Program makan siang gratis dirancang sebagai upaya pemerintah untuk meningkatkan gizi masyarakat sekaligus mendorong ketahanan pangan lokal. Dalam pidatonya, Presiden Prabowo menyatakan bahwa program ini merupakan wujud nyata keadilan sosial, di mana setiap warga negara berhak mendapatkan akses terhadap makanan bergizi.
Pelaksanaan program ini didukung oleh anggaran yang signifikan. Pada tahun pertama, pemerintah mengalokasikan dana sebesar Rp71 triliun dari Anggaran Pendapatan dan Belanja Negara (APBN) 2025. Menteri Keuangan Sri Mulyani menjelaskan bahwa dana ini bersumber dari efisiensi belanja negara, optimalisasi penerimaan pajak, dan realokasi anggaran dari program-program yang dinilai kurang efektif.5
Namun, langkah ini menuai kritik karena sebagian masyarakat merasa istilah “gratis” tidak sepenuhnya mencerminkan kenyataan. Dana tersebut, pada akhirnya, berasal dari pajak yang dibayarkan oleh rakyat. Banyak yang berpendapat bahwa program ini hanya memindahkan beban tanpa benar-benar meringankan tekanan ekonomi yang dirasakan masyarakat.
Selain itu, untuk mendukung tambahan anggaran, Presiden Prabowo bersama pemerintah China telah menyepakati nota kesepahaman di berbagai sektor dengan nilai mencapai US$10 miliar, atau sekitar Rp157 triliun. Sebagian dana dari kerja sama ini dialokasikan untuk mendukung program makan bergizi gratis. Namun, langkah ini juga menuai kritik dari sejumlah pengamat yang menilai bahwa kerja sama tersebut kemungkinan besar berbentuk pinjaman.

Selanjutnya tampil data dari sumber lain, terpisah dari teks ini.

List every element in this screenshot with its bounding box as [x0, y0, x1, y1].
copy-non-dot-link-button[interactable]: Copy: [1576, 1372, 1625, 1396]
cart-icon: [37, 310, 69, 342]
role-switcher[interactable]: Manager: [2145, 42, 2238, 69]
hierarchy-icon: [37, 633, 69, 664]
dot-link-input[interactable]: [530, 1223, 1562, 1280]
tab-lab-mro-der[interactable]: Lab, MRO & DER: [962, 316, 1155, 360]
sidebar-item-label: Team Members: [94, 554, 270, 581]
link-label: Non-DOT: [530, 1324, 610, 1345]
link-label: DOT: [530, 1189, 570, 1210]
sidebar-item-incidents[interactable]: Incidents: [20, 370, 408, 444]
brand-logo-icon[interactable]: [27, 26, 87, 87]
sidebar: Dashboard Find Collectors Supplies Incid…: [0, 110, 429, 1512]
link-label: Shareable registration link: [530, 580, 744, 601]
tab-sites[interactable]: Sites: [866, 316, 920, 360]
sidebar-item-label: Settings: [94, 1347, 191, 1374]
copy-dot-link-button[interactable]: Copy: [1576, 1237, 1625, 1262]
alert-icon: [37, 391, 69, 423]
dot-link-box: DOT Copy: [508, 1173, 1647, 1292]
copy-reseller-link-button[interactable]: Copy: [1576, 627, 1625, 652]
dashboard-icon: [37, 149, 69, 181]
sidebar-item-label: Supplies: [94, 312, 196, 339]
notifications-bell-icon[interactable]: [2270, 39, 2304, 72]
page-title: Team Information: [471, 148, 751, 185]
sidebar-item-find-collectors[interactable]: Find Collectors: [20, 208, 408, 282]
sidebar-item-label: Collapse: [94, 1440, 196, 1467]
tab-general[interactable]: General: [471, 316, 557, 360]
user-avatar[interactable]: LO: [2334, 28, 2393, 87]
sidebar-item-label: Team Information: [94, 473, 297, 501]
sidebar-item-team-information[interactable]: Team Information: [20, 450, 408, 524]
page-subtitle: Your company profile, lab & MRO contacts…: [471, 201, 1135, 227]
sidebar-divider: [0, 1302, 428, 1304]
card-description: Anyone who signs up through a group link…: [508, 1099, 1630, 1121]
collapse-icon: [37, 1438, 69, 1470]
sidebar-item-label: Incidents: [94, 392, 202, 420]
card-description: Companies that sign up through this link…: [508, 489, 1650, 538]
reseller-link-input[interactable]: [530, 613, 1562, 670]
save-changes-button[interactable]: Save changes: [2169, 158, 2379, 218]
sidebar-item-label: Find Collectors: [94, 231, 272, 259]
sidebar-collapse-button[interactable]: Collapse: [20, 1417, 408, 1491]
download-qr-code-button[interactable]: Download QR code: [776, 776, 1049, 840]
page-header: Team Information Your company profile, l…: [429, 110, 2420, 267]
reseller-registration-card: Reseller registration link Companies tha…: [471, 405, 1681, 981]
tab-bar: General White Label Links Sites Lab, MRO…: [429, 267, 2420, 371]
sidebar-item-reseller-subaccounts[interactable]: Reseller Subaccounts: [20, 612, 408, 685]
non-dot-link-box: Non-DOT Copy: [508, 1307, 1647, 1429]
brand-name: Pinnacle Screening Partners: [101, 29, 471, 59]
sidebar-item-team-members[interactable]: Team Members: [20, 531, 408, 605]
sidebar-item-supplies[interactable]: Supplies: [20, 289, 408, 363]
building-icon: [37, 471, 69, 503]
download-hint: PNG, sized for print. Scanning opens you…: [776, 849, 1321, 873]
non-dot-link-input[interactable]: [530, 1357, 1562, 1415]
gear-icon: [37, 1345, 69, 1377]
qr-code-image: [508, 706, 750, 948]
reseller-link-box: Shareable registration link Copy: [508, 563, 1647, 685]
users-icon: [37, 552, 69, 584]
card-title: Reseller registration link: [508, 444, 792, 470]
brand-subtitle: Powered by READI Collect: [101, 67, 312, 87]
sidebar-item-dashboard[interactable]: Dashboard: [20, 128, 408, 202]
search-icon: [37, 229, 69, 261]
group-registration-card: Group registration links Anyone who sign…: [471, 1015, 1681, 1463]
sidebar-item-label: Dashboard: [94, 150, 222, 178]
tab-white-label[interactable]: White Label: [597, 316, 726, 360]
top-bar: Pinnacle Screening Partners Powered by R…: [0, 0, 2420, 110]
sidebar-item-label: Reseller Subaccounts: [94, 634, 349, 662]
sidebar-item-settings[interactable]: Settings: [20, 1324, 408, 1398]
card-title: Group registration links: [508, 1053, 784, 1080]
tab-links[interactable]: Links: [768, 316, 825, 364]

Tantangan terbesar dari program ini adalah keberlanjutan anggaran. Dengan proyeksi total biaya mencapai Rp460 triliun dalam lima tahun ke depan, pemerintah perlu memastikan bahwa anggaran tersebut tidak mengganggu alokasi untuk sektor-sektor vital lainnya, seperti pendidikan dan kesehatan.
Setiap paket makanan diperkirakan memiliki biaya sekitar Rp10.000 per anak. Biaya tersebut mencakup penyediaan makanan, distribusi, dan pengawasan kualitas. Namun, banyak pihak mempertanyakan apakah angka ini cukup untuk menyediakan makanan bergizi dengan kualitas yang memadai.
Pada hari pertama pelaksanaan, program ini berhasil mendistribusikan sekitar 570.000 paket makanan di berbagai daerah. Menu makanan yang disajikan cukup bervariasi, seperti nasi dengan lauk ayam teriyaki, buah-buahan, dan sayuran. Pada daerah dengan produksi susu yang tinggi, seperti Jawa Barat, anak-anak juga mendapatkan tambahan susu dalam menu mereka.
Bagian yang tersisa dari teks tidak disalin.